Bruxelles suspend son enquête contre Apple et quatre maisons d'édition, suite à leur engagement de revenir sur certaines clauses passées avec les détaillants. Ces dernières les empêchaient par exemple d'accorder des remises de prix. Seul le groupe Penguin ne s'est pas engagé. La Commission européenne va donc poursuivre ses contacts avec la maison d'édition britannique.

C'est une bonne nouvelle pour Apple et quatre groupes d'édition internationaux, accusés depuis un an de pratiques anticoncurrentielles dans le domaine du livre électronique. La Commission européenne a annoncé ce jeudi la fin de l'enquête qu'elle avait engagée en décembre 2011, suite aux engagements pris par la firme de Cupertino et les quatre maisons d'édition.

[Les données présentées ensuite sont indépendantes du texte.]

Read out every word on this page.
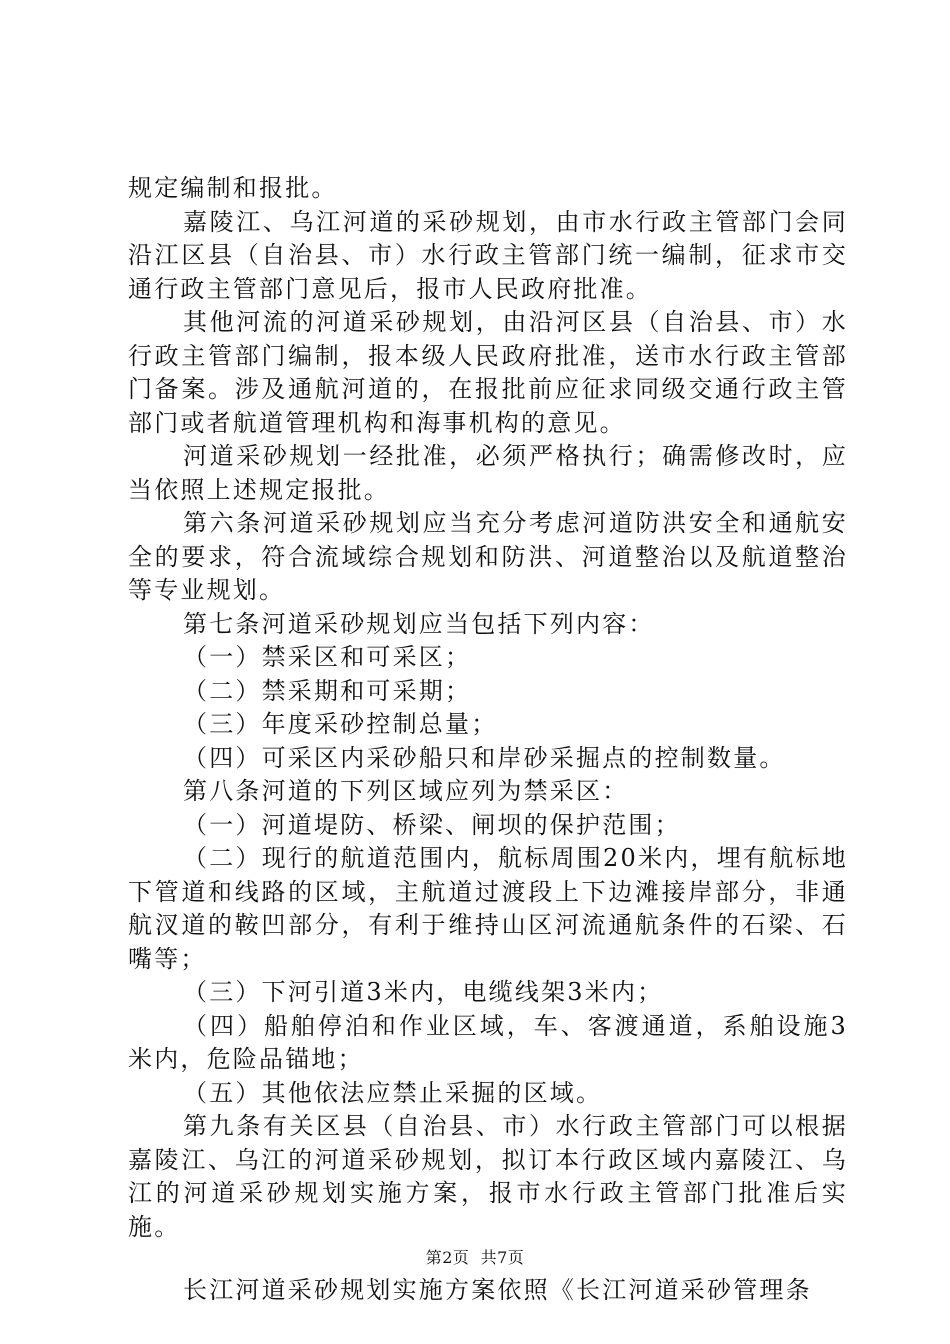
规定编制和报批。

嘉陵江、乌江河道的采砂规划，由市水行政主管部门会同沿江区县（自治县、市）水行政主管部门统一编制，征求市交通行政主管部门意见后，报市人民政府批准。

其他河流的河道采砂规划，由沿河区县（自治县、市）水行政主管部门编制，报本级人民政府批准，送市水行政主管部门备案。涉及通航河道的，在报批前应征求同级交通行政主管部门或者航道管理机构和海事机构的意见。

河道采砂规划一经批准，必须严格执行；确需修改时，应当依照上述规定报批。

第六条河道采砂规划应当充分考虑河道防洪安全和通航安全的要求，符合流域综合规划和防洪、河道整治以及航道整治等专业规划。

第七条河道采砂规划应当包括下列内容：

（一）禁采区和可采区；

（二）禁采期和可采期；

（三）年度采砂控制总量；

（四）可采区内采砂船只和岸砂采掘点的控制数量。

第八条河道的下列区域应列为禁采区：

（一）河道堤防、桥梁、闸坝的保护范围；

（二）现行的航道范围内，航标周围20米内，埋有航标地下管道和线路的区域，主航道过渡段上下边滩接岸部分，非通航汊道的鞍凹部分，有利于维持山区河流通航条件的石梁、石嘴等；

（三）下河引道3米内，电缆线架3米内；

（四）船舶停泊和作业区域，车、客渡通道，系舶设施3米内，危险品锚地；

（五）其他依法应禁止采掘的区域。

第九条有关区县（自治县、市）水行政主管部门可以根据嘉陵江、乌江的河道采砂规划，拟订本行政区域内嘉陵江、乌江的河道采砂规划实施方案，报市水行政主管部门批准后实施。

长江河道采砂规划实施方案依照《长江河道采砂管理条

第2页 共7页
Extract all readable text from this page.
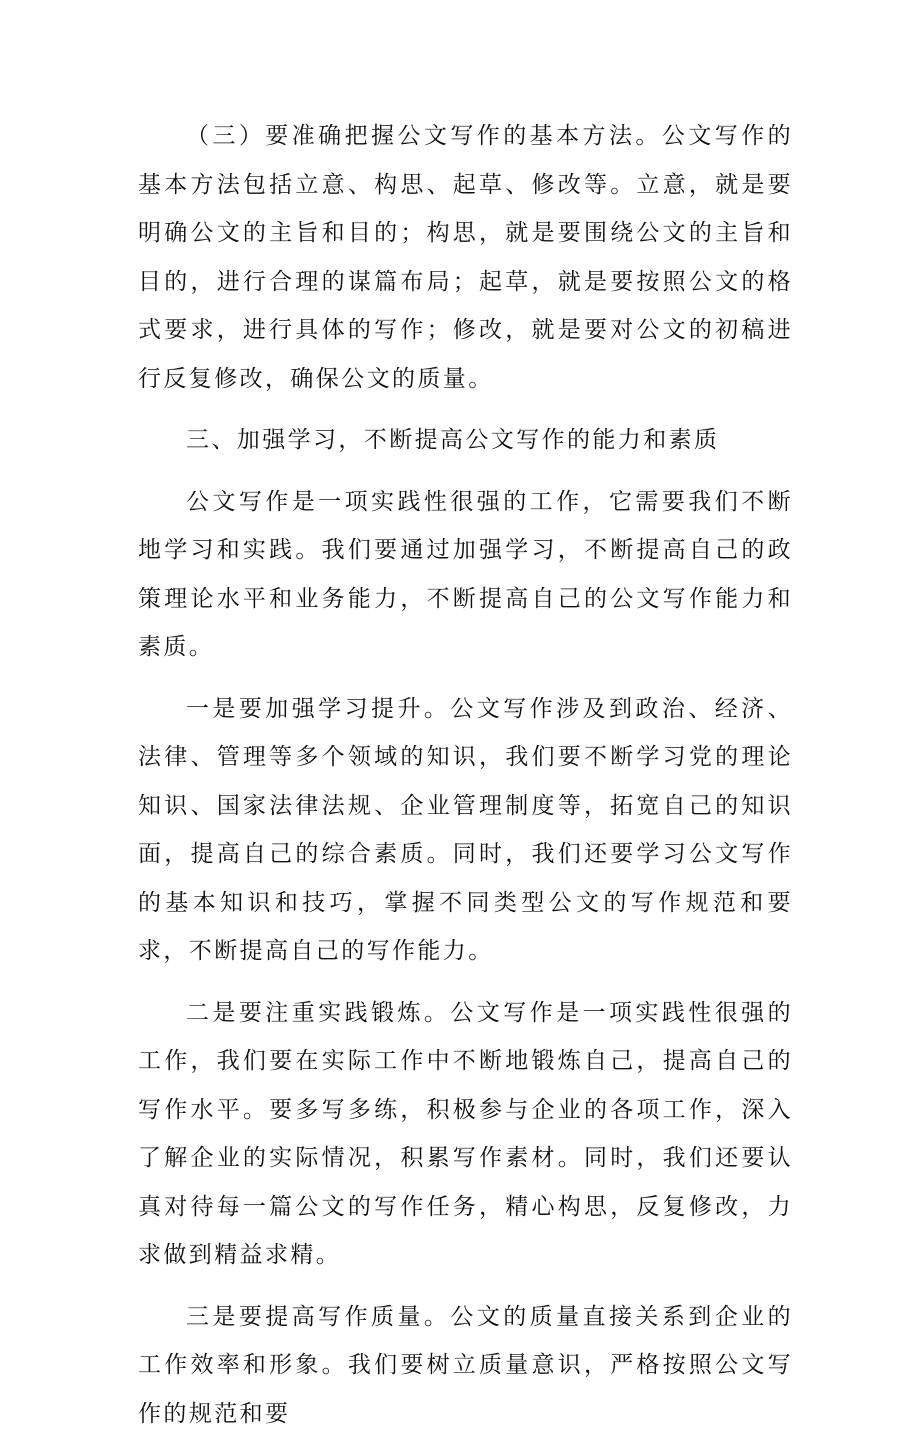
（三）要准确把握公文写作的基本方法。公文写作的基本方法包括立意、构思、起草、修改等。立意，就是要明确公文的主旨和目的；构思，就是要围绕公文的主旨和目的，进行合理的谋篇布局；起草，就是要按照公文的格式要求，进行具体的写作；修改，就是要对公文的初稿进行反复修改，确保公文的质量。

三、加强学习，不断提高公文写作的能力和素质

公文写作是一项实践性很强的工作，它需要我们不断地学习和实践。我们要通过加强学习，不断提高自己的政策理论水平和业务能力，不断提高自己的公文写作能力和素质。

一是要加强学习提升。公文写作涉及到政治、经济、法律、管理等多个领域的知识，我们要不断学习党的理论知识、国家法律法规、企业管理制度等，拓宽自己的知识面，提高自己的综合素质。同时，我们还要学习公文写作的基本知识和技巧，掌握不同类型公文的写作规范和要求，不断提高自己的写作能力。

二是要注重实践锻炼。公文写作是一项实践性很强的工作，我们要在实际工作中不断地锻炼自己，提高自己的写作水平。要多写多练，积极参与企业的各项工作，深入了解企业的实际情况，积累写作素材。同时，我们还要认真对待每一篇公文的写作任务，精心构思，反复修改，力求做到精益求精。

三是要提高写作质量。公文的质量直接关系到企业的工作效率和形象。我们要树立质量意识，严格按照公文写作的规范和要
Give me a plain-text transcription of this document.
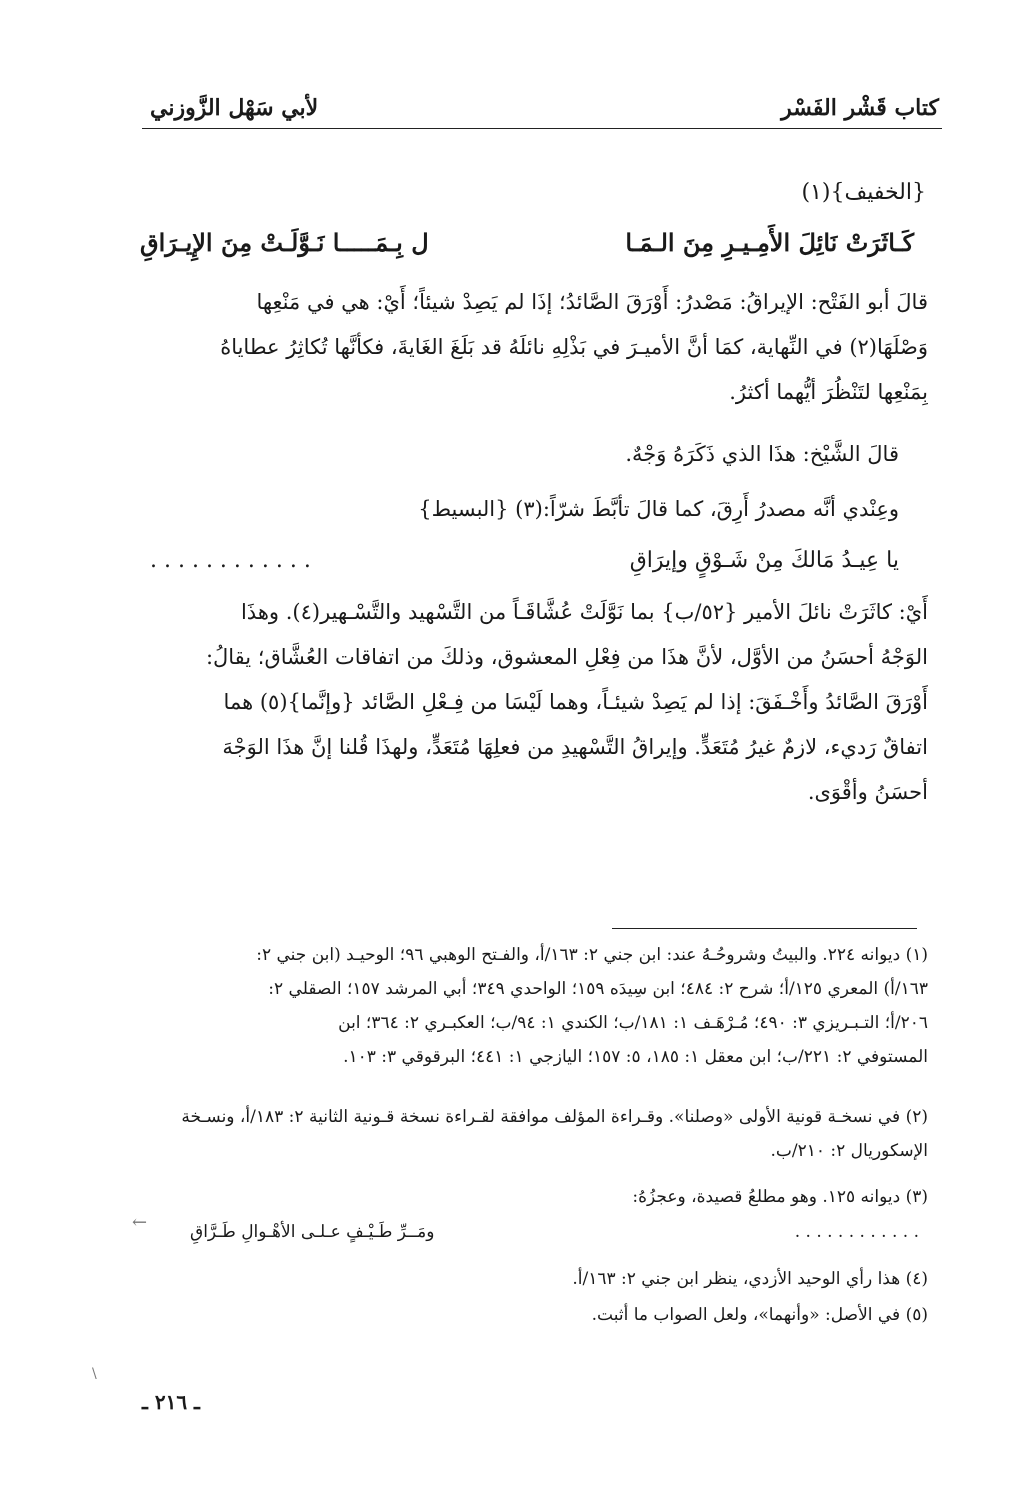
كتاب قَشْر الفَسْر
لأبي سَهْل الزَّوزني
{الخفيف}(١)
كَـاثَرَتْ نَائِلَ الأَمِـيـرِ مِنَ الـمَـا
ل بِـمَـــــا نَـوَّلَـتْ مِنَ الإِيـرَاقِ
قالَ أبو الفَتْح: الإيراقُ: مَصْدرُ: أَوْرَقَ الصَّائدُ؛ إذَا لم يَصِدْ شيئاً؛ أَيْ: هي في مَنْعِها
وَصْلَهَا(٢) في النِّهاية، كمَا أنَّ الأميـرَ في بَذْلِهِ نائلَهُ قد بَلَغَ الغَايةَ، فكأنَّها تُكاثِرُ عطاياهُ
بِمَنْعِها لتَنْظُرَ أيُّهما أكثرُ.
قالَ الشَّيْخ: هذَا الذي ذَكَرَهُ وَجْهٌ.
وعِنْدي أنَّه مصدرُ أَرِقَ، كما قالَ تأبَّطَ شرّاً:(٣) {البسيط}
يا عِيـدُ مَالكَ مِنْ شَـوْقٍ وإيرَاقِ
. . . . . . . . . . . .
أَيْ: كاثَرَتْ نائلَ الأمير {٥٢/ب} بما نَوَّلَتْ عُشَّاقَـاً من التَّسْهيد والتَّسْـهير(٤). وهذَا
الوَجْهُ أحسَنُ من الأوَّل، لأنَّ هذَا من فِعْلِ المعشوق، وذلكَ من اتفاقات العُشَّاق؛ يقالُ:
أَوْرَقَ الصَّائدُ وأَخْـفَقَ: إذا لم يَصِدْ شيئـاً، وهما لَيْسَا من فِـعْلِ الصَّائد {وإنَّما}(٥) هما
اتفاقٌ رَديء، لازمٌ غيرُ مُتَعَدٍّ. وإيراقُ التَّسْهيدِ من فعلِهَا مُتَعَدٍّ، ولهذَا قُلنا إنَّ هذَا الوَجْهَ
أحسَنُ وأقْوَى.
(١) ديوانه ٢٢٤. والبيتُ وشروحُـهُ عند: ابن جني ٢: ١٦٣/أ، والفـتح الوهبي ٩٦؛ الوحيـد (ابن جني ٢:
١٦٣/أ) المعري ١٢٥/أ؛ شرح ٢: ٤٨٤؛ ابن سِيدَه ١٥٩؛ الواحدي ٣٤٩؛ أبي المرشد ١٥٧؛ الصقلي ٢:
٢٠٦/أ؛ التـبـريزي ٣: ٤٩٠؛ مُـرْهَـف ١: ١٨١/ب؛ الكندي ١: ٩٤/ب؛ العكبـري ٢: ٣٦٤؛ ابن
المستوفي ٢: ٢٢١/ب؛ ابن معقل ١: ١٨٥، ٥: ١٥٧؛ اليازجي ١: ٤٤١؛ البرقوقي ٣: ١٠٣.
(٢) في نسخـة قونية الأولى «وصلنا». وقـراءة المؤلف موافقة لقـراءة نسخة قـونية الثانية ٢: ١٨٣/أ، ونسـخة
الإسكوريال ٢: ٢١٠/ب.
(٣) ديوانه ١٢٥. وهو مطلعُ قصيدة، وعجزُهُ:
. . . . . . . . . . . .
ومَــرِّ طَـيْـفٍ عـلـى الأهْـوالِ طَـرَّاقِ
(٤) هذا رأي الوحيد الأزدي، ينظر ابن جني ٢: ١٦٣/أ.
(٥) في الأصل: «وأنهما»، ولعل الصواب ما أثبت.
ـ ٢١٦ ـ
←
\
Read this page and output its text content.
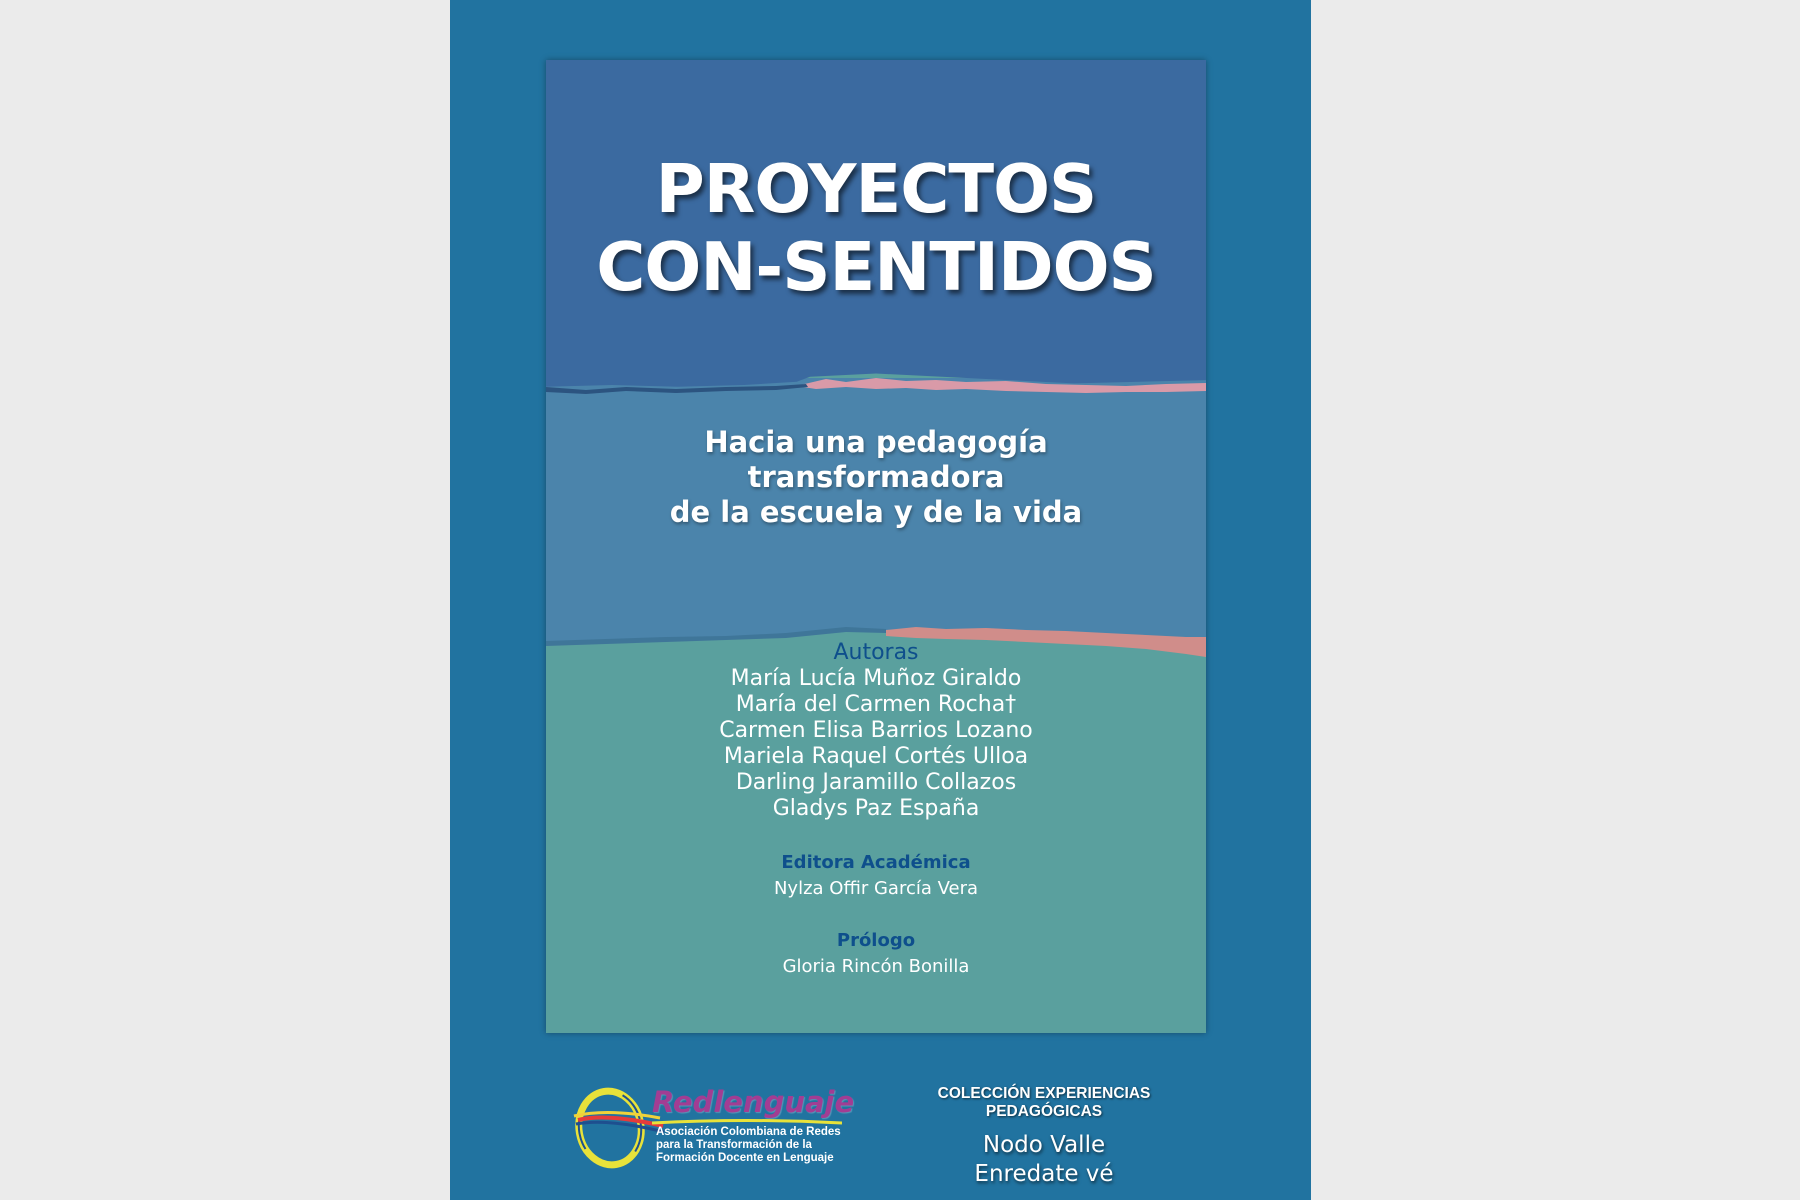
PROYECTOS
CON-SENTIDOS
Hacia una pedagogía
transformadora
de la escuela y de la vida
Autoras
María Lucía Muñoz Giraldo
María del Carmen Rocha†
Carmen Elisa Barrios Lozano
Mariela Raquel Cortés Ulloa
Darling Jaramillo Collazos
Gladys Paz España
Editora Académica
Nylza Offir García Vera
Prólogo
Gloria Rincón Bonilla
Redlenguaje
Asociación Colombiana de Redes
para la Transformación de la
Formación Docente en Lenguaje
COLECCIÓN EXPERIENCIAS PEDAGÓGICAS
Nodo Valle
Enredate vé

Bruxelles "craignait que ces entreprises ne limitent artificiellement la concurrence sur les prix de détail des livres numériques". Cela aurait conduit à l'infraction des "règles de l'Union européenne en matière d'ententes et d'abus de position dominante", poursuit le communiqué. D'où les demandes pressantes de la Commission, toujours soucieuse de préserver les conditions d'une libre et loyale concurrence.

Mais les "engagements définitifs" et d'Apple, de Simon & Schuster (USA, filiale de CBS), d'Harper Collins (USA, appartenant à News Corp) de Hachette Livre (France, détenu par Lagardère Publishing) et de Macmillan Publishers (Allemagne, partie de Verlagsgruppe Georg von Holtzbrinck) ont été jugées pertinentes. Elles "remédient aux problèmes de concurrence [que la Commission] avait relevés".

Juridiquement contraignants, ces engagements sont composés de deux mesures : d'abord, les éditeurs laisseront les détaillants "libres d'accorder des remises de prix sur les livres numériques, sous certaines conditions, pendant une période de deux ans". Ensuite, les contrats d'agence existants seront dénoncés et certaines clauses seront interdites pendant une période de cinq ans.

Le commissaire en charge de la concurrence sur le Vieux Continent, Joaquín Almunia, n'a pas caché sa satisfaction. "Les engagements proposés par Apple et les quatre éditeurs rétabliront des conditions de concurrence normales sur ce nouveau marché en pleine évolution, au bénéfice des acheteurs et des lecteurs de livres numériques".

"Si chaque éditeur et chaque vendeur de livres numériques est libre de choisir le type de relation commerciale qu'il préfère, toute forme de collusion visant à restreindre ou à éliminer la concurrence est tout simplement inacceptable", ajoute l'Espagnol, qui rappelle qu'une amende jusqu'à 10 % du chiffre d'affaires annuel mondial peut être imposée à une société ne respectant pas son engagement.

Si Apple et quatre autres sociétés sont désormais hors de cause, la Commission européenne poursuit ses discussions avec Penguin (Royaume-Uni, groupe Pearson). L'éditeur est en effet le seul à défier encore Bruxelles, bien qu'Apple va dénoncer le contrat d'agence passé avec lui, et à n'avoir proposé aucune piste permettant "de clore la procédure à son égard".